In fact, the success of cannabis-derived medicines like Sativex and Epidiolex are only a foreshadowing of what we could see in ten years. And this shouldn’t surprise us, as much of the pharmaceutical armamentarium was sourced from natural sources - aspirin from willow, or cancer drugs from the yew tree.
But what turns off pharmaceutical companies to the prospect of getting into the existing retail cannabis space is the inability to develop intellectual property, versus developing a proprietary analog library and testing novel, defensible synthetic cannabinoids.

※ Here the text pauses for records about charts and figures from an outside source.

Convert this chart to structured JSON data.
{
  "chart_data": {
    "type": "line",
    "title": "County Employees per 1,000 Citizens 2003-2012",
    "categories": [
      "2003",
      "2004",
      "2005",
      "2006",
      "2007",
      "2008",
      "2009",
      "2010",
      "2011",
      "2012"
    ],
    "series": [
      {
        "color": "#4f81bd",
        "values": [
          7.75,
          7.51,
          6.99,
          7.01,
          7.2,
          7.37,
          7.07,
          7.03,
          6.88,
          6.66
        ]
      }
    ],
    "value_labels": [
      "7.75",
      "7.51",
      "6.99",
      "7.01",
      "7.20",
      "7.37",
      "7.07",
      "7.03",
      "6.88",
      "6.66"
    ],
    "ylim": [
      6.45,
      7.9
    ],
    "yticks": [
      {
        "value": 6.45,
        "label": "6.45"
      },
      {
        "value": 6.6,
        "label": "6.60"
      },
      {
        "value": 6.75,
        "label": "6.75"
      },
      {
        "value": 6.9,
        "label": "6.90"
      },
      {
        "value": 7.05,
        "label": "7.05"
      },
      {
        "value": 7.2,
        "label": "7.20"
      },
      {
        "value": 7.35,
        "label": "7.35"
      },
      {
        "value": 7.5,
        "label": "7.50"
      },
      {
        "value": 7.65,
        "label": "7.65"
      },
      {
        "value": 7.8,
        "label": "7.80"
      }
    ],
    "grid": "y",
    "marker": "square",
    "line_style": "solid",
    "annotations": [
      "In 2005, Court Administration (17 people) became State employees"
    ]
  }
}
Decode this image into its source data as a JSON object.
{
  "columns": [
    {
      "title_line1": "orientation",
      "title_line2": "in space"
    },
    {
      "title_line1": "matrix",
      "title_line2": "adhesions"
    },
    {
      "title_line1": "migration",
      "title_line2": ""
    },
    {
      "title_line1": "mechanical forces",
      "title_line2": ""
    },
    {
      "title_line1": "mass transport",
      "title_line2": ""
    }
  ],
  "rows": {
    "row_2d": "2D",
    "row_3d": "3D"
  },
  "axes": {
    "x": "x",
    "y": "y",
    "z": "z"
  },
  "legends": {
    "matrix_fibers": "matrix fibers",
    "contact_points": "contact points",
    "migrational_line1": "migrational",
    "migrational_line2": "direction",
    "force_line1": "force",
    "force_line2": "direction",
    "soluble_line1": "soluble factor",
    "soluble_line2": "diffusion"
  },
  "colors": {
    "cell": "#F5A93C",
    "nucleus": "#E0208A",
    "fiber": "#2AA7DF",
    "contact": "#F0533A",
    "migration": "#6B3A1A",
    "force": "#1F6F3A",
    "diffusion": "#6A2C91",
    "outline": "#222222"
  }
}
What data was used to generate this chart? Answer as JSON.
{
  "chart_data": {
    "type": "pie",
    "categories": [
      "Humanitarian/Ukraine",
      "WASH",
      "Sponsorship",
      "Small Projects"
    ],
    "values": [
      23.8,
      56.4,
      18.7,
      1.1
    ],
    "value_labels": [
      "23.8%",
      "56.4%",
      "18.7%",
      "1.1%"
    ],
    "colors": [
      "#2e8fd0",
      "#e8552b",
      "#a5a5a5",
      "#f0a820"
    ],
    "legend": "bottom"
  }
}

Rimonabant, an anti-obesity drug pulled from the market due to adverse psychiatric effects, [Ed. Note: an anti-obesity drug pulled from the market due to adverse psychiatric side effects] tends to be the poster child of failed pharmaceutical drug development in the cannabis space. In many ways, it was a first effort to take what we knew about cannabis pharmacology at the time and improve upon it. It didn't work out, but we shouldn't be throwing the baby out with the bathwater. Most pharmaceutical candidates don't even make it to clinical trials, let alone get approved by the FDA. These days, drug companies are capable of screening literally thousands of molecules to select a few candidates for further evaluation. And we know far more about the ECS now than we did in the rimonabant drug development days. If you were to perform a PubMed search of the peer-reviewed literature space now, you'd see a longitudinal hockey stick of publications.
What you're not going to see is pharma selling flower, pre-rolls, nor will we see them opening dispensaries; it’s not their business models. You may someday see infusions, capsules, and liquids of new molecular entities that target the endocannabinoid system similarly to cannabis.
It’s very likely we're going to see some kind of proprietary analog (inspired by existing research) that does much of what cannabis currently does for many patients, but in a formulation that is defensively patentable such that is a financially viable 'go' decision for a major pharmaceutical company.
You can see that as a bad thing, but I don't at all. By then, there will be broad access for natural alternatives and a rich amount of public data about what has worked for others for a specific condition. If pharma wants to get more granular and proprietary and expensive, well, that's their purview and I'm grateful I have a choice. But the future of pharmaceutical cannabinoids will be proprietary synthetics with defensible intellectual property protection.